I know the example of the 2014 Royals has been beaten to death, but that doesn't make it any less relevant. That team succeeded by swinging a lot, making a lot of contact all over the diamond for a lot of singles and doubles, and running wild all over the basepaths. The A's started with that template, but have expanded on it. They don't swing a lot, but they still make lots of contact for lots of hits (8th-best batting average), and they still run wild -- 10th-most steals at the 2nd-best success rate in MLB. But in addition to all of that, they also draw a lot of walks to add some more baserunners, and they at least have moderate power instead of a complete lack thereof. It's a fantastic combination.


The A's traded away a lot of star hitters last winter and lost a lot of power from their lineup in the process. They replaced those stars with a bunch of decent-but-nondescript hitters, and it was unclear what the game plan was.

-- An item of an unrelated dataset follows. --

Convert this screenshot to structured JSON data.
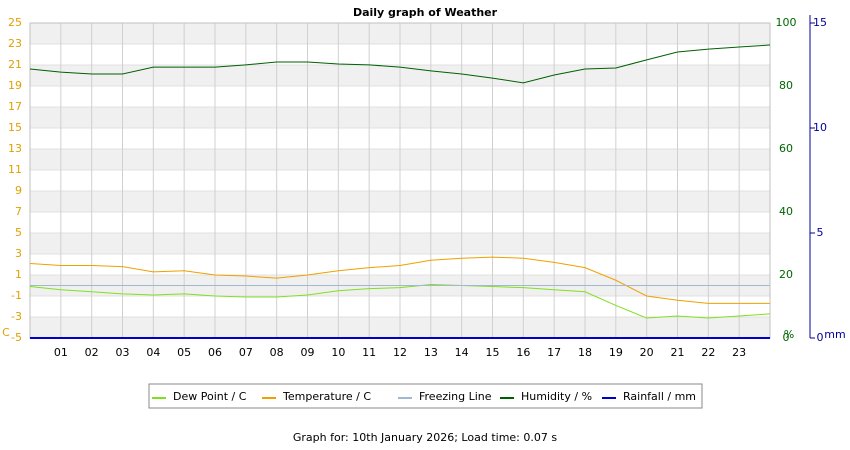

Well, here it is: Have good at-bats, be aggressive on the pitch(es) you want but patient on the ones you don't, and only swing when you think you can do some damage (but also don't bartonially miss those chances to do damage by being too passive). If the pitcher gives you nothing, then take the walk, but don't generally have that as your goal. You might not always clear the fences when you swing, but you will make the best contact you can and keep the Conga line going around the bases.

And hey, if Zobrist wants to catch fire, and Lawrie wants to follow suit, and Burns wants to become Ichiro, and Phegley wants to turn into Nelson Cruz, then that doesn't hurt either. But even when those hot streaks fade, the plate discipline will keep the lineup chugging.


Epilogue: Interestingly, the A's still rank only 14th in BABIP, and aren't anything special in terms of hitting line drives, making hard contact (Hard% on Fangraphs), avoiding soft contact (Soft%), or avoiding infield popups. Does that disprove any theory about them making better contact because of their discipline? Or is it impressive that a lineup full of Sogards and Fulds and Muncies can reach the middle of the pack in those kinds of stats? I don't know the answer, so I'll let you decide that one.